About the Environmental Health Division
Environmental Health is a division of the County's Health Services Agency. The office employs over 38 staff, including California Registered Environmental Health Specialists, water quality specialists, analysts, and support and technical staff. The State of California mandates and delegates to local health departments the responsibility for environmental health programs. Legal authority for county environmental health programs comes from the California Health and Safety Code, California Code of Regulations, and local ordinances and regulations.

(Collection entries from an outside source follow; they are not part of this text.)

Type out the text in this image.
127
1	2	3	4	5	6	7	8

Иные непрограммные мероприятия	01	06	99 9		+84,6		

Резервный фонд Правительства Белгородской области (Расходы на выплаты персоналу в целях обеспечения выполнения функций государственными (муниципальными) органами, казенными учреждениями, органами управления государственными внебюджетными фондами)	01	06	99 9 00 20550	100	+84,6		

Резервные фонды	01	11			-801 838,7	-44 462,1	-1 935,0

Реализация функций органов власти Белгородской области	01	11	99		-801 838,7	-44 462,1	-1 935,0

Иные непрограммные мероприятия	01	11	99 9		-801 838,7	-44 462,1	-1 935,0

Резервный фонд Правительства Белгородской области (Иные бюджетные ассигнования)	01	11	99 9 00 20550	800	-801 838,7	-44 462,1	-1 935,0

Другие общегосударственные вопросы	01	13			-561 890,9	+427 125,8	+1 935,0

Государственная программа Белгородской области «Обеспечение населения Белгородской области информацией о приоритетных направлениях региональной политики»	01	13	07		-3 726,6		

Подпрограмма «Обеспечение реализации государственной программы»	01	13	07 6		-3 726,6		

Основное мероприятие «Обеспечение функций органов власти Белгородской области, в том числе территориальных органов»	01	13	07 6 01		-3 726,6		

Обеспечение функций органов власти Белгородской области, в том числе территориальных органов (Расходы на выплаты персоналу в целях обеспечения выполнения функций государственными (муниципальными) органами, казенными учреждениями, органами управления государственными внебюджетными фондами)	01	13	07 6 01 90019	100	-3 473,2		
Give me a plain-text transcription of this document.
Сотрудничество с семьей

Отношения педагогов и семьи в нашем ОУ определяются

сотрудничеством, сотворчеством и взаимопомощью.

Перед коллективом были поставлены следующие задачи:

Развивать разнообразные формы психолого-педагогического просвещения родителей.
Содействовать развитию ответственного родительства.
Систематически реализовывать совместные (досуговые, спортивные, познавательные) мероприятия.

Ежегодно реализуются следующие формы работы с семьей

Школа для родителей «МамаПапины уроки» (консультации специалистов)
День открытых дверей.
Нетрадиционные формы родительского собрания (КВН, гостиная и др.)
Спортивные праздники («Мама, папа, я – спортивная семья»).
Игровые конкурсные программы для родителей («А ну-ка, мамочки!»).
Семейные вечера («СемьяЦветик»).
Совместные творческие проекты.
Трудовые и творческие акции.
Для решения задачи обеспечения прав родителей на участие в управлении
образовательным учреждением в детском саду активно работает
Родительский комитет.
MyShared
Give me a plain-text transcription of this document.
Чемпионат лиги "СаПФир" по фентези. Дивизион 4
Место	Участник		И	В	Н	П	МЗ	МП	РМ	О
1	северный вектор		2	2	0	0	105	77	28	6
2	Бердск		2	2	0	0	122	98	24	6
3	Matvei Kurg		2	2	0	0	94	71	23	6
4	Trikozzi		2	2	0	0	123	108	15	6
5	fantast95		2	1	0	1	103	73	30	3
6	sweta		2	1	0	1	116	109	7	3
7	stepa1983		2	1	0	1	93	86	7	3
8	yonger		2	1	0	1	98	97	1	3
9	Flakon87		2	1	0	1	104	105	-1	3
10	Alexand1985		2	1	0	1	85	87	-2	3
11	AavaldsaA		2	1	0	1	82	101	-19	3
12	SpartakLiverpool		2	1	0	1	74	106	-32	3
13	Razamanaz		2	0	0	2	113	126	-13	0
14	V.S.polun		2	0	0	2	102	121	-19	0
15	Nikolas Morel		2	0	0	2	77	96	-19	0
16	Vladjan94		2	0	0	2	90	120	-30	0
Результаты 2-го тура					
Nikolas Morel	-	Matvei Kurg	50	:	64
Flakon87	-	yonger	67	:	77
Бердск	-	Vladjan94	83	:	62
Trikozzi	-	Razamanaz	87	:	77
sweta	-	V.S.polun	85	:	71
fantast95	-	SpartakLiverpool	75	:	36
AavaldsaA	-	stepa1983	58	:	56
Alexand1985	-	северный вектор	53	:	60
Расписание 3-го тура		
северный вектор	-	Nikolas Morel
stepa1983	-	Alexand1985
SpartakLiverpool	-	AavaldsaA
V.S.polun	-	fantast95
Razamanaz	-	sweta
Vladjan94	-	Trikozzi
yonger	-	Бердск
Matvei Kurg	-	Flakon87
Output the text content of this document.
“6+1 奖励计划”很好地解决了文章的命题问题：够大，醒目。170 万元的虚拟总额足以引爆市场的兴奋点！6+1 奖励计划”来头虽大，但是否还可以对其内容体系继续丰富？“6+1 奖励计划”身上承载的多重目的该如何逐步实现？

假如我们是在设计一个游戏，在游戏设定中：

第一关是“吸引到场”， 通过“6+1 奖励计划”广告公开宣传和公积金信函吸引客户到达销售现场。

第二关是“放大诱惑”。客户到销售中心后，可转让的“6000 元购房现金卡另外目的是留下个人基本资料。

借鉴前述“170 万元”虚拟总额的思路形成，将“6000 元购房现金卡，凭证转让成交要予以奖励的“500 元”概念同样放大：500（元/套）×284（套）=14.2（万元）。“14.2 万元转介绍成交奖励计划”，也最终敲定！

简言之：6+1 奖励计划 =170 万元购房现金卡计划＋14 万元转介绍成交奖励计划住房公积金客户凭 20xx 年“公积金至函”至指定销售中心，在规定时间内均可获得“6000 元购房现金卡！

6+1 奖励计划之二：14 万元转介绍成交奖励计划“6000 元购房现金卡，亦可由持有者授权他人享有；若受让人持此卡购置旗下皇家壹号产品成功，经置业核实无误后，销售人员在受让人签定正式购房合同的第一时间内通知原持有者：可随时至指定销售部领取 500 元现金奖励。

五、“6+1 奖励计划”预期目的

State-mandated programs include the control of retail food establishments, public swimming pools, organized camps, housing, and surveillance of public swimming beaches. State programs delegated at local option include employee housing inspections, medical wastes, and regulation of small public water systems. County ordinances and regulations pertaining to well construction, individual water systems, individual sewage disposal systems (septic systems and septic tank pumping) and surveillance of fresh water swimming areas are also enforced. Environmental Health enforces State and local laws for hazardous materials and wastes countywide. Environmental Health also administers County Service Area 12, which provides programs for improved septic system management throughout the County, with a special focus on implementing the State-approved San Lorenzo Wastewater Management Plan. Environmental Health provides support and staff to the Hazardous Materials Advisory Commission, various water quality protection programs, and the County Water Resources Management Program.
Environmental Health is organized into five major program areas: Consumer Protection, Hazardous Materials/Wastes, Site Mitigation, Land Use - Sewage Disposal - Waste Water Management, and Water Resources.
The majority of the revenues for the conduct of environmental health programs is from permit fees and service charges, accounting for 65% of the office's budget. Grants and contracts with other agencies provides 25% of the budget. The County General Fund provides for the remaining 10% of activities of Environmental Health.